Give your mentee criticism from a place of love
This is absolutely your job, and you’re letting your mentee down if you shy away from telling them things they need to hear simply because doing so is hard. Done right, criticism and pushback are gifts. But your communication skills, empathy and basic human decency need to be on point.
There’s a whole other article in here about how to seek and give feedback effectively and humanely, but the simple truth is that you just have to get it done, whatever it takes. You need to be accurately empathetic to your mentee’s internal world in order to give effective loving criticism. This takes work. If you’re not properly bought in, the trust between you is compromised, and at best your advice won’t land and at worst you could really hurt someone for no gain.
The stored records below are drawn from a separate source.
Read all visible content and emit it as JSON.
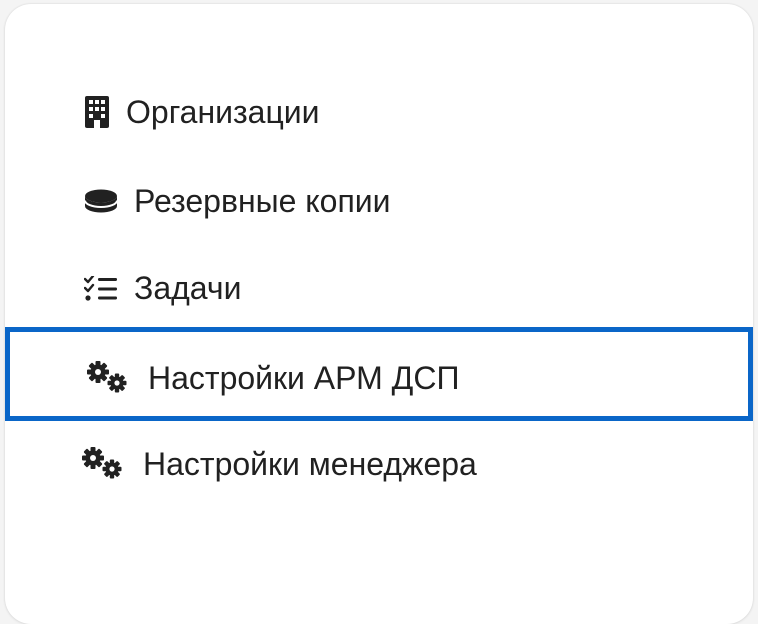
{
  "menu": {
    "items": [
      {
        "label": "Организации",
        "icon": "building-icon",
        "selected": false
      },
      {
        "label": "Резервные копии",
        "icon": "database-icon",
        "selected": false
      },
      {
        "label": "Задачи",
        "icon": "tasks-list-icon",
        "selected": false
      },
      {
        "label": "Настройки АРМ ДСП",
        "icon": "gears-icon",
        "selected": true
      },
      {
        "label": "Настройки менеджера",
        "icon": "gears-icon",
        "selected": false
      }
    ]
  },
  "colors": {
    "accent_border": "#0a66c8",
    "text": "#212121",
    "panel_background": "#ffffff"
  }
}
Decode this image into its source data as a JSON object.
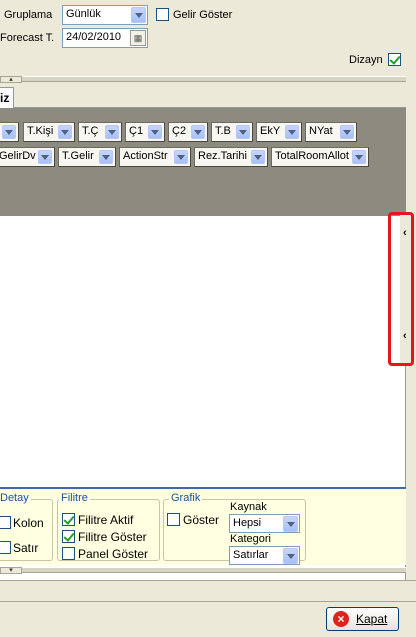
{
  "filters": {
    "gruplama_label": "Gruplama",
    "gruplama_value": "Günlük",
    "gelir_goster_label": "Gelir Göster",
    "gelir_goster_checked": false,
    "forecast_label": "Forecast T.",
    "forecast_value": "24/02/2010",
    "dizayn_label": "Dizayn",
    "dizayn_checked": true
  },
  "tabs": [
    {
      "label": "iz"
    }
  ],
  "columns_row1": [
    {
      "label": ""
    },
    {
      "label": "T.Kişi"
    },
    {
      "label": "T.Ç"
    },
    {
      "label": "Ç1"
    },
    {
      "label": "Ç2"
    },
    {
      "label": "T.B"
    },
    {
      "label": "EkY"
    },
    {
      "label": "NYat"
    }
  ],
  "columns_row2": [
    {
      "label": "GelirDv"
    },
    {
      "label": "T.Gelir"
    },
    {
      "label": "ActionStr"
    },
    {
      "label": "Rez.Tarihi"
    },
    {
      "label": "TotalRoomAllot"
    }
  ],
  "options": {
    "detay": {
      "title": "Detay",
      "kolon_label": "Kolon",
      "satir_label": "Satır"
    },
    "filitre": {
      "title": "Filitre",
      "aktif_label": "Filitre Aktif",
      "aktif_checked": true,
      "goster_label": "Filitre Göster",
      "goster_checked": true,
      "panel_label": "Panel Göster",
      "panel_checked": false
    },
    "grafik": {
      "title": "Grafik",
      "goster_label": "Göster",
      "kaynak_label": "Kaynak",
      "kaynak_value": "Hepsi",
      "kategori_label": "Kategori",
      "kategori_value": "Satırlar"
    }
  },
  "footer": {
    "close_label": "Kapat"
  },
  "colors": {
    "highlight": "#e4151c",
    "group_panel": "#8d8b7f",
    "options_bg": "#ffffe1"
  }
}
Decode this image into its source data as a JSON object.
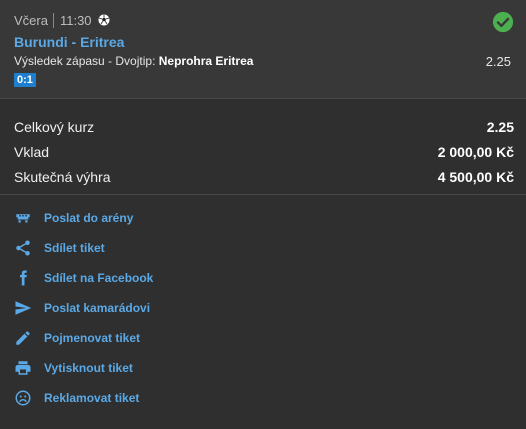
{
  "match": {
    "day": "Včera",
    "time": "11:30",
    "sport_icon": "soccer-ball-icon",
    "status_icon": "check-circle-icon",
    "status_color": "#4caf50",
    "teams": "Burundi - Eritrea",
    "market": "Výsledek zápasu - Dvojtip: ",
    "selection": "Neprohra Eritrea",
    "odd": "2.25",
    "score": "0:1"
  },
  "summary": {
    "total_odds_label": "Celkový kurz",
    "total_odds_value": "2.25",
    "stake_label": "Vklad",
    "stake_value": "2 000,00 Kč",
    "win_label": "Skutečná výhra",
    "win_value": "4 500,00 Kč"
  },
  "actions": [
    {
      "label": "Poslat do arény",
      "icon": "arena-icon"
    },
    {
      "label": "Sdílet tiket",
      "icon": "share-icon"
    },
    {
      "label": "Sdílet na Facebook",
      "icon": "facebook-icon"
    },
    {
      "label": "Poslat kamarádovi",
      "icon": "send-icon"
    },
    {
      "label": "Pojmenovat tiket",
      "icon": "pencil-icon"
    },
    {
      "label": "Vytisknout tiket",
      "icon": "printer-icon"
    },
    {
      "label": "Reklamovat tiket",
      "icon": "sad-face-icon"
    }
  ],
  "colors": {
    "accent": "#5aa9e6",
    "score_badge": "#1e7fd1",
    "background": "#2f2f2f",
    "match_background": "#383838"
  }
}
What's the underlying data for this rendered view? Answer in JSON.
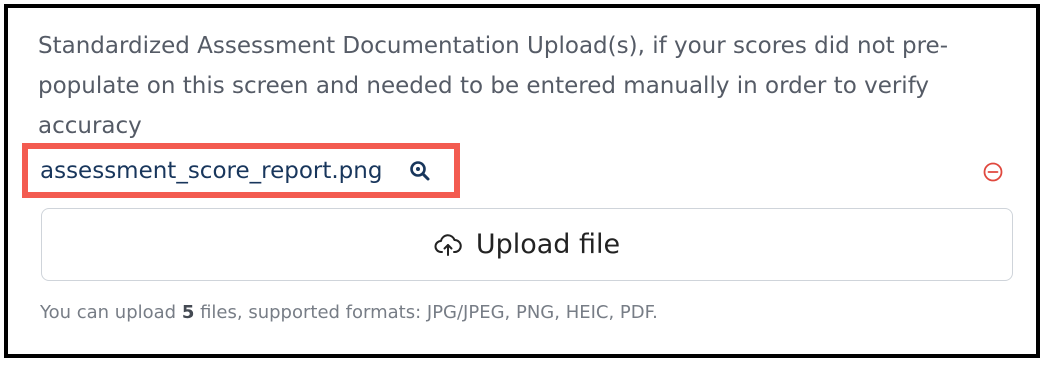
{
  "question": {
    "label": "Standardized Assessment Documentation Upload(s), if your scores did not pre-populate on this screen and needed to be entered manually in order to verify accuracy"
  },
  "uploaded_file": {
    "name": "assessment_score_report.png",
    "preview_icon": "magnifier-icon",
    "remove_icon": "minus-circle-icon"
  },
  "upload_button": {
    "label": "Upload file",
    "icon": "cloud-upload-icon"
  },
  "helper": {
    "prefix": "You can upload ",
    "max_files": "5",
    "suffix": " files, supported formats: JPG/JPEG, PNG, HEIC, PDF."
  },
  "colors": {
    "highlight": "#f35b50",
    "link": "#18365c",
    "remove": "#e0483e",
    "text": "#555b66"
  }
}
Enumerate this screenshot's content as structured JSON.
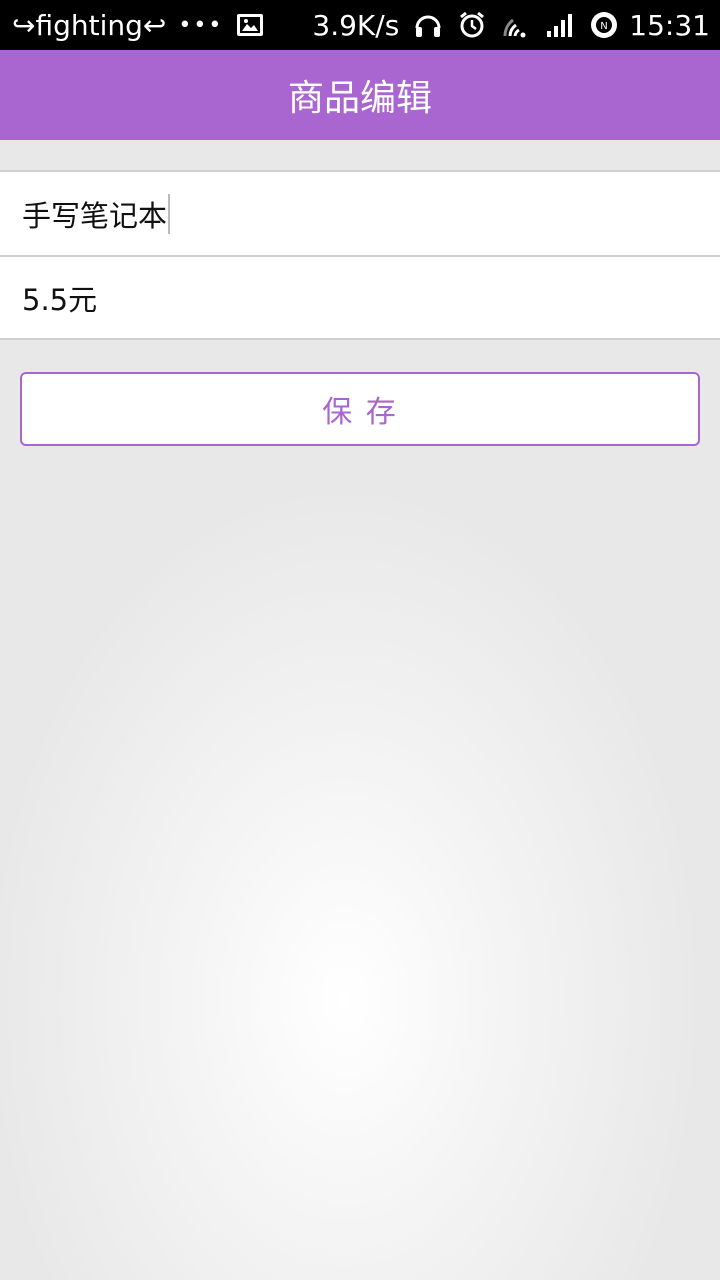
{
  "status_bar": {
    "notification": "↪fighting↩",
    "dots": "•••",
    "speed": "3.9K/s",
    "time": "15:31",
    "icons": [
      "image-icon",
      "headset-icon",
      "alarm-icon",
      "wifi-icon",
      "signal-icon",
      "nfc-icon"
    ]
  },
  "header": {
    "title": "商品编辑"
  },
  "form": {
    "name_value": "手写笔记本",
    "price_value": "5.5元"
  },
  "actions": {
    "save_label": "保 存"
  },
  "colors": {
    "accent": "#a966d0",
    "background": "#e8e8e8"
  }
}
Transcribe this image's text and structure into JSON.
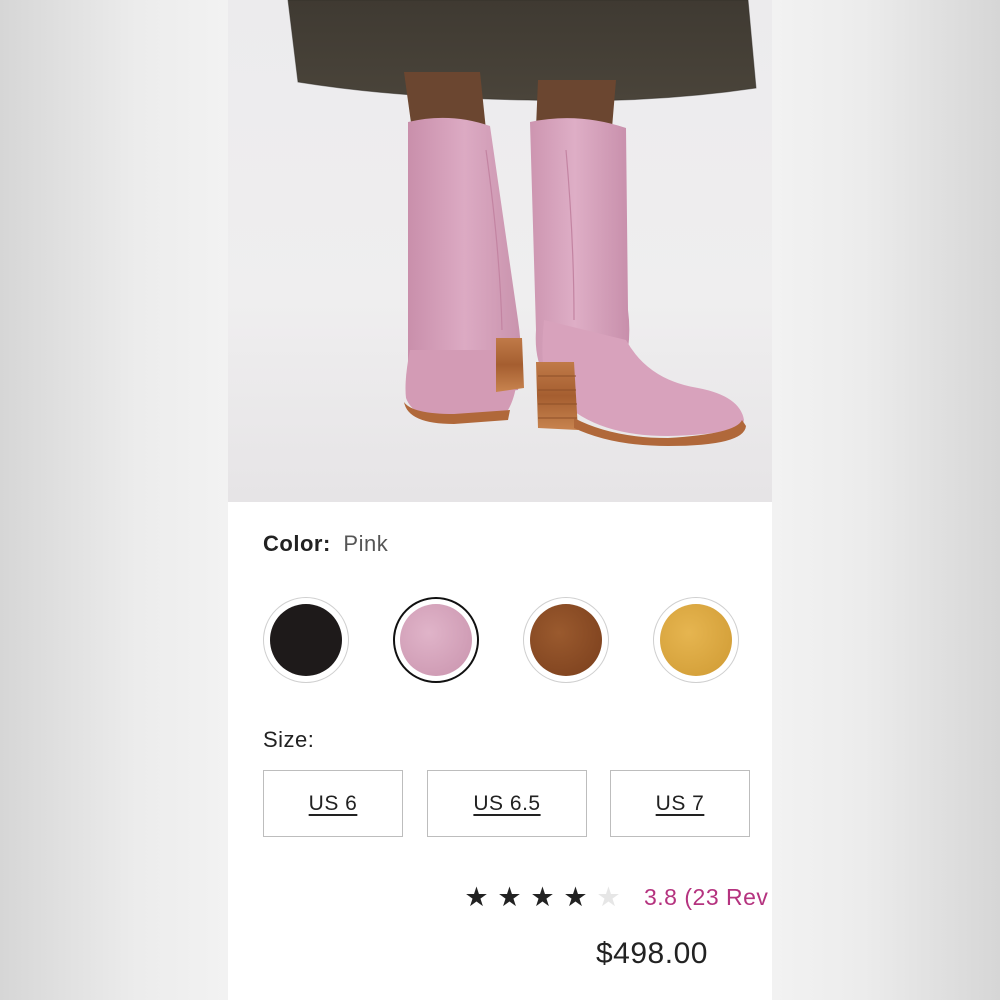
{
  "product": {
    "image_alt": "pink suede mid-calf boots",
    "color_label": "Color:",
    "color_value": "Pink",
    "swatches": [
      {
        "name": "Black",
        "hex": "#1e1a1a",
        "selected": false
      },
      {
        "name": "Pink",
        "hex": "#d7a5bd",
        "selected": true
      },
      {
        "name": "Brown",
        "hex": "#8a4a24",
        "selected": false
      },
      {
        "name": "Tan",
        "hex": "#dca742",
        "selected": false
      }
    ],
    "size_label": "Size:",
    "sizes": [
      "US 6",
      "US 6.5",
      "US 7"
    ],
    "rating": {
      "value": 3.8,
      "stars_filled": 4,
      "stars_total": 5,
      "text": "3.8 (23 Rev"
    },
    "price": "$498.00"
  },
  "colors": {
    "rating_accent": "#b5337f",
    "boot_pink": "#d9a7bf",
    "sole": "#b0683a"
  }
}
If your motivations aren’t right when it’s time to offer someone difficult feedback, then don’t do it, and consider getting them a new mentor pronto (or at least find someone else who can have the difficult conversation in hand). You should only put people through difficult things if you care about them, and have a relationship based on honesty and empathy to build on.
——
That’s all from me for now. You can tell that relationship building is something I’m truly passionate about, so please come and talk to me if the same goes for you, whether you agree with what I’ve said or not – in fact especially if you don’t. And if all I’ve achieved with this article is you thinking “God, I don’t want to be that kind of mentor” then great, go forth and be a different kind of real human person! And then please come and tell me all about it.
[1] I have one mentee who regularly requires a 40-minute debate to concede that logically there could be something to be gained by trying whatever it is I’m suggesting. What the actual thing is that I’m suggesting never matters here.